Qual o prazo para outros órgãos manifestarem interesse em participar de uma ata? A Lei 14.133/21 estabelece que, na fase preparatória, o órgão gerenciador deve abrir um prazo mínimo de 8 (oito) dias úteis para que outros órgãos ou entidades manifestem sua intenção de participar do registro de preços. Esse é o chamado procedimento público de intenção, que busca otimizar recursos e ampliar o escopo da contratação.

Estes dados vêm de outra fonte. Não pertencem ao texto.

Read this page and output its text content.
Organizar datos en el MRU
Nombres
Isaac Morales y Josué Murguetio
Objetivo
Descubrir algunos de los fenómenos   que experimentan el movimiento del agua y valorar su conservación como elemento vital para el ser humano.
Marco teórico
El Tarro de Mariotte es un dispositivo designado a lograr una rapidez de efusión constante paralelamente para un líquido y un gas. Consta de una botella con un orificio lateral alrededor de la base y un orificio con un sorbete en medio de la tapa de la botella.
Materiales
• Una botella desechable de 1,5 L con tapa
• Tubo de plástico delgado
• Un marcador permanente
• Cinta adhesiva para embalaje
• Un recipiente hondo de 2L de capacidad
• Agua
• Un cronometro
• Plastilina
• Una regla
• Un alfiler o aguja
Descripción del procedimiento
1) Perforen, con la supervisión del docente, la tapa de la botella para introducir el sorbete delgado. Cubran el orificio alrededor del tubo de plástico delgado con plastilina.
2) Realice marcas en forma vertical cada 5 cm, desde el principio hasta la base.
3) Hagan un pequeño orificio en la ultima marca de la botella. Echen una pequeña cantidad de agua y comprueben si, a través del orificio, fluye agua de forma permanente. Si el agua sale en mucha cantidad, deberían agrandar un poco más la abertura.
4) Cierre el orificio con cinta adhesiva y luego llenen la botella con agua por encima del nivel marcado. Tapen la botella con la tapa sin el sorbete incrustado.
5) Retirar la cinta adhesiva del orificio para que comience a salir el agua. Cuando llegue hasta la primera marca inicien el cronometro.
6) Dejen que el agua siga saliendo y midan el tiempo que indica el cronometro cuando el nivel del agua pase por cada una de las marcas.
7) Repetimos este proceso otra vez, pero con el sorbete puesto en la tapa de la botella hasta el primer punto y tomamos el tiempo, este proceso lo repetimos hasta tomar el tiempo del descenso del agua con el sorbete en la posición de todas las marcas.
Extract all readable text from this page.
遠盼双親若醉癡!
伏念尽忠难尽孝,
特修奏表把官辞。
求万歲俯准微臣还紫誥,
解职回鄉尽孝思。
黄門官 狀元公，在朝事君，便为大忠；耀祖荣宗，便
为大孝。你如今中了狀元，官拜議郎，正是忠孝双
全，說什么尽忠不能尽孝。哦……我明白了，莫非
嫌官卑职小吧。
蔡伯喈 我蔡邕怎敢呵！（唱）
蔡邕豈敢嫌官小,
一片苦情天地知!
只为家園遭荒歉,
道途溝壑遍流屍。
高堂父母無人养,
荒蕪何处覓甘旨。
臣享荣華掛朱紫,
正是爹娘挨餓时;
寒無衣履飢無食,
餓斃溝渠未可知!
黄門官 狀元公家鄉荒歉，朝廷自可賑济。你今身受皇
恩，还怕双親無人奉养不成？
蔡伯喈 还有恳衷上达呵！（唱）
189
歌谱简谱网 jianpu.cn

O que acontece se um órgão não participou inicialmente, mas quer aderir depois? A lei prevê essa situação, chamando esse órgão de "não participante". Ele pode aderir à ata posteriormente, desde que cumpra três requisitos cumulativos: apresente uma justificativa detalhada da vantagem da adesão, demonstre que os preços da ata estão compatíveis com o mercado e obtenha a prévia consulta e aceitação tanto do órgão gerenciador quanto do fornecedor contratado. A empresa tem, portanto, o direito de analisar e concordar com essa nova adesão.

Existe limite para quanto um órgão não participante pode comprar via adesão? Sim, a lei impõe limites para preservar a economicidade e evitar abusos. Individualmente, um órgão não participante não pode adquirir mais do que 50% (cinquenta por cento) dos quantitativos originais de cada item destinados ao órgão gerenciador e aos participantes. Além disso, há um limite global: o total de quantitativos de todas as adesões não pode ultrapassar o dobro do quantitativo original registrado para cada item na ata.

Preciso de assessoria jurídica para lidar com adesões de órgãos não participantes? A análise de uma solicitação de adesão envolve aspectos jurídicos e comerciais sensíveis. Verificar se a justificativa do órgão é adequada, se os preços ainda são marketáveis e se a adesão respeita os limites legais de quantidade são etapas que beneficiam de uma revisão técnica. Uma assessoria especializada pode ajudar a empresa a tomar essa decisão de forma segura, protegendo seus interesses e garantindo o cumprimento do contrato dentro dos parâmetros legais, sem incorrer em riscos desnecessários.